2.  La  Sala, a fin de resolver el problema jurídico plantado en el  caso concreto, esto es, determinar si procede la acción de  tutela contra las decisiones de primera y segunda instancia,  adoptadas en el proceso donde se le ejecuta la pena acumulada de 140  meses de prisión impuesta al accionante, que negaron el  beneficio administrativo de permiso de hasta 72 horas, pues en  criterio del actor, no es dable aplicar la prohibición de que  trata el artículo 32 de la Ley 1709 de 2014, que modificó  el artículo 68A del Código Penal, por cuanto no se  encontraba vigente al momento de la realización de las  conductas punibles por las que fue condenado; atenderá la  línea jurisprudencial que al respecto ha establecido la Corte  Constitucional.  

Justamente,  es necesario acotar que la  acción constitucional de tutela es un mecanismo de protección  excepcional frente a providencias judiciales, su prosperidad va  ligada al cumplimiento de estrictos requisitos  de  procedibilidad que implican una carga para la parte accionante, tanto  en su planteamiento como en su demostración, como lo ha  expuesto la propia Corte Constitucional.  

Por  este motivo, y como ha sido desarrollado por la doctrina  constitucional, la acción de tutela contra providencias  judiciales exige:  

                              

a.
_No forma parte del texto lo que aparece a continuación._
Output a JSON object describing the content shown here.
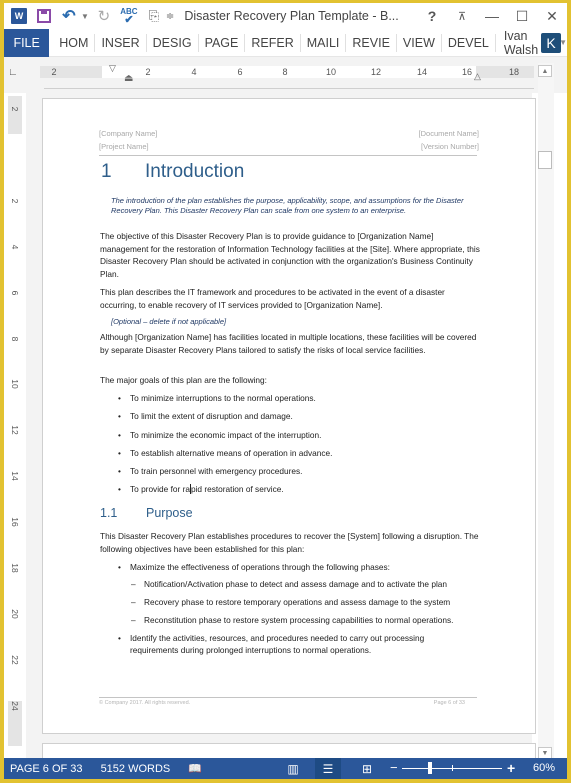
{
  "window": {
    "title": "Disaster Recovery Plan Template - B...",
    "app_icon": "word-icon",
    "quick_access": [
      "save-icon",
      "undo-icon",
      "redo-icon",
      "spelling-check-icon",
      "touch-mode-icon",
      "customize-toolbar-icon"
    ],
    "controls": {
      "help": "?",
      "ribbon_display": "⊼",
      "minimize": "—",
      "maximize": "☐",
      "close": "✕"
    }
  },
  "ribbon": {
    "file_tab": "FILE",
    "tabs": [
      "HOM",
      "INSER",
      "DESIG",
      "PAGE",
      "REFER",
      "MAILI",
      "REVIE",
      "VIEW",
      "DEVEL"
    ],
    "user_name": "Ivan Walsh",
    "avatar_letter": "K"
  },
  "ruler": {
    "horizontal_ticks": [
      "2",
      "2",
      "4",
      "6",
      "8",
      "10",
      "12",
      "14",
      "16",
      "18"
    ],
    "vertical_ticks": [
      "2",
      "2",
      "4",
      "6",
      "8",
      "10",
      "12",
      "14",
      "16",
      "18",
      "20",
      "22",
      "24"
    ]
  },
  "document": {
    "header": {
      "company": "[Company Name]",
      "document": "[Document Name]",
      "project": "[Project Name]",
      "version": "[Version Number]"
    },
    "heading1": {
      "number": "1",
      "text": "Introduction"
    },
    "intro_note": "The introduction of the plan establishes the purpose, applicability, scope, and assumptions for the Disaster Recovery Plan. This Disaster Recovery Plan can scale from one system to an enterprise.",
    "paragraphs": [
      "The objective of this Disaster Recovery Plan is to provide guidance to [Organization Name] management for the restoration of Information Technology facilities at the [Site]. Where appropriate, this Disaster Recovery Plan should be activated in conjunction with the organization's Business Continuity Plan.",
      "This plan describes the IT framework and procedures to be activated in the event of a disaster occurring, to enable recovery of IT services provided to [Organization Name].",
      "Although [Organization Name] has facilities located in multiple locations, these facilities will be covered by separate Disaster Recovery Plans tailored to satisfy the risks of local service facilities.",
      "The major goals of this plan are the following:"
    ],
    "optional_note": "[Optional – delete if not applicable]",
    "goals": [
      "To minimize interruptions to the normal operations.",
      "To limit the extent of disruption and damage.",
      "To minimize the economic impact of the interruption.",
      "To establish alternative means of operation in advance.",
      "To train personnel with emergency procedures.",
      "To provide for rapid restoration of service."
    ],
    "heading2": {
      "number": "1.1",
      "text": "Purpose"
    },
    "purpose_paragraph": "This Disaster Recovery Plan establishes procedures to recover the [System] following a disruption. The following objectives have been established for this plan:",
    "objectives": [
      "Maximize the effectiveness of operations through the following phases:",
      "Identify the activities, resources, and procedures needed to carry out processing requirements during prolonged interruptions to normal operations."
    ],
    "phases": [
      "Notification/Activation phase to detect and assess damage and to activate the plan",
      "Recovery phase to restore temporary operations and assess damage to the system",
      "Reconstitution phase to restore system processing capabilities to normal operations."
    ],
    "footer": {
      "copyright": "© Company 2017. All rights reserved.",
      "page": "Page 6 of 33"
    }
  },
  "status_bar": {
    "page": "PAGE 6 OF 33",
    "words": "5152 WORDS",
    "proofing_icon": "proofing-errors-icon",
    "views": [
      "read-mode",
      "print-layout",
      "web-layout"
    ],
    "active_view": "print-layout",
    "zoom_level": "60%",
    "zoom_percent": 60
  },
  "colors": {
    "accent": "#2b579a",
    "heading": "#2e5e8a",
    "frame": "#e2c231"
  }
}
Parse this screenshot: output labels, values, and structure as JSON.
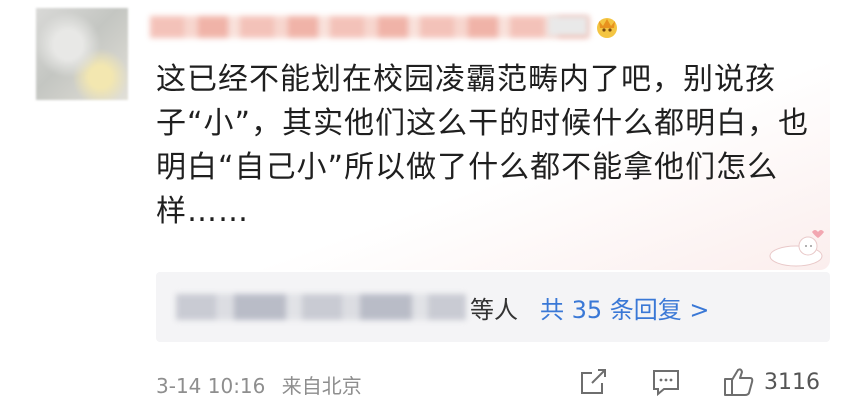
{
  "comment": {
    "text": "这已经不能划在校园凌霸范畴内了吧，别说孩子“小”，其实他们这么干的时候什么都明白，也明白“自己小”所以做了什么都不能拿他们怎么样……"
  },
  "replies": {
    "suffix": "等人",
    "count_link": "共 35 条回复 >"
  },
  "meta": {
    "date": "3-14 10:16",
    "location": "来自北京"
  },
  "actions": {
    "likes": "3116"
  },
  "colors": {
    "link": "#3a78d6",
    "meta": "#8e8e8e",
    "reply_bg": "#f4f4f6"
  },
  "icons": [
    "avatar",
    "vip-badge-icon",
    "share-icon",
    "comment-icon",
    "thumbs-up-icon",
    "sticker-decoration"
  ]
}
Que                  la cuestión que se discuta resulte de evidente relevancia                  constitucional.    

                              

b. Que                  hayan sido agotados todos los medios -ordinarios y extraordinarios-                  de defensa judicial al alcance de la persona afectada, salvo que se                  trate de evitar la consumación de un perjuicio                  iusfundamental irremediable.    

                              

c. Que                  se cumpla el requisito de la inmediatez, es decir, que la tutela se                  hubiere interpuesto en un término razonable y proporcionado                  a partir del hecho que originó la vulneración.    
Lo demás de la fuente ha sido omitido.